Gepubliceerd op 18-08-2020

Houtvester

betekenis & definitie

Boschbouwkundige met wetenschappelijke opleiding. De naam is al oud: zoo lezen wij in de geschiedenisboeken, dat Jakoba van Beieren bij haar huwelijk met Frans van Borselen in 1433 het houtvesterschap van de Haarlemmermeer mocht behouden.

Na het herstel onzer onafhankelijkheid in 1814 werd het oppertoezicht over jacht en visscherij opgedragen aan een opperhoutvester, die de jacht- en vischakten verleende, den tijd van de opening der jacht bepaalde en het toezicht op het vischtuig regelde. In 1852 werd de titel afgeschaft en dit beheer opgedragen aan den Commissaris des Konings. Van 1852—1865 waren er in Nederland geen houtvesters meer. Daarna werd de titel weer gekozen voor ambtenaren in Indië, die het beheer kregen over een boschafdeeling. Toen in 1899 het Staatsboschbeheer in Nederland werd ingesteld, werden de bosschen der domeinen ingedeeld in houtvesterijen en onderverdeeld in boschwachterijen (Houtvesterij Assen, Breda, Haarlem).
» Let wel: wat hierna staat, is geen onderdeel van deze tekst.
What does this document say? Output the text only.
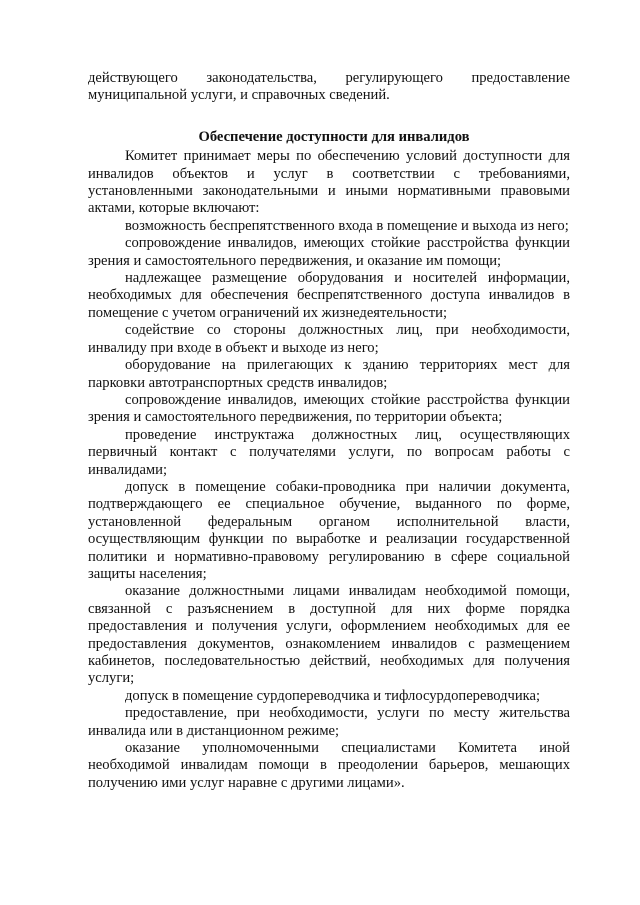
действующего законодательства, регулирующего предоставление муниципальной услуги, и справочных сведений.

Обеспечение доступности для инвалидов

Комитет принимает меры по обеспечению условий доступности для инвалидов объектов и услуг в соответствии с требованиями, установленными законодательными и иными нормативными правовыми актами, которые включают:

возможность беспрепятственного входа в помещение и выхода из него;

сопровождение инвалидов, имеющих стойкие расстройства функции зрения и самостоятельного передвижения, и оказание им помощи;

надлежащее размещение оборудования и носителей информации, необходимых для обеспечения беспрепятственного доступа инвалидов в помещение с учетом ограничений их жизнедеятельности;

содействие со стороны должностных лиц, при необходимости, инвалиду при входе в объект и выходе из него;

оборудование на прилегающих к зданию территориях мест для парковки автотранспортных средств инвалидов;

сопровождение инвалидов, имеющих стойкие расстройства функции зрения и самостоятельного передвижения, по территории объекта;

проведение инструктажа должностных лиц, осуществляющих первичный контакт с получателями услуги, по вопросам работы с инвалидами;

допуск в помещение собаки-проводника при наличии документа, подтверждающего ее специальное обучение, выданного по форме, установленной федеральным органом исполнительной власти, осуществляющим функции по выработке и реализации государственной политики и нормативно-правовому регулированию в сфере социальной защиты населения;

оказание должностными лицами инвалидам необходимой помощи, связанной с разъяснением в доступной для них форме порядка предоставления и получения услуги, оформлением необходимых для ее предоставления документов, ознакомлением инвалидов с размещением кабинетов, последовательностью действий, необходимых для получения услуги;

допуск в помещение сурдопереводчика и тифлосурдопереводчика;

предоставление, при необходимости, услуги по месту жительства инвалида или в дистанционном режиме;

оказание уполномоченными специалистами Комитета иной необходимой инвалидам помощи в преодолении барьеров, мешающих получению ими услуг наравне с другими лицами».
Voorts bestaat de titel van houtvester op het koninklijk domein ,,Het Loo” en ook de Nederlandsche Heidemaatschappij koos dezen titel voor eenige ambtenaren. Houtvesters krijgen hun wetenschappelijke opleiding aan de hoogeschool te Wageningen. Na een vijfjarige studie krijgt de student den titel van landbouwkundig ingenieur, tuinbouwkundige of boschbouwkundige. Dan kan hij benoemd worden tot houtvester bij het Staatsboschbeheer en tot houtvester bij het Gouvernementsboschwezen in Nederlandsch-Indië. De djatibosschen langs de Noordkust van Java beslaan 700 duizend H.A. en zijn verdeeld in 34 houtvesterijen. In Indië worden echter landbouwconsulenten ook houtvesters genoemd en een landbouwconsulent eerste klasse heet daar opperhoutvester. Het Duitsche woord Förster, (Forst: bosch) beteekent boschwachter.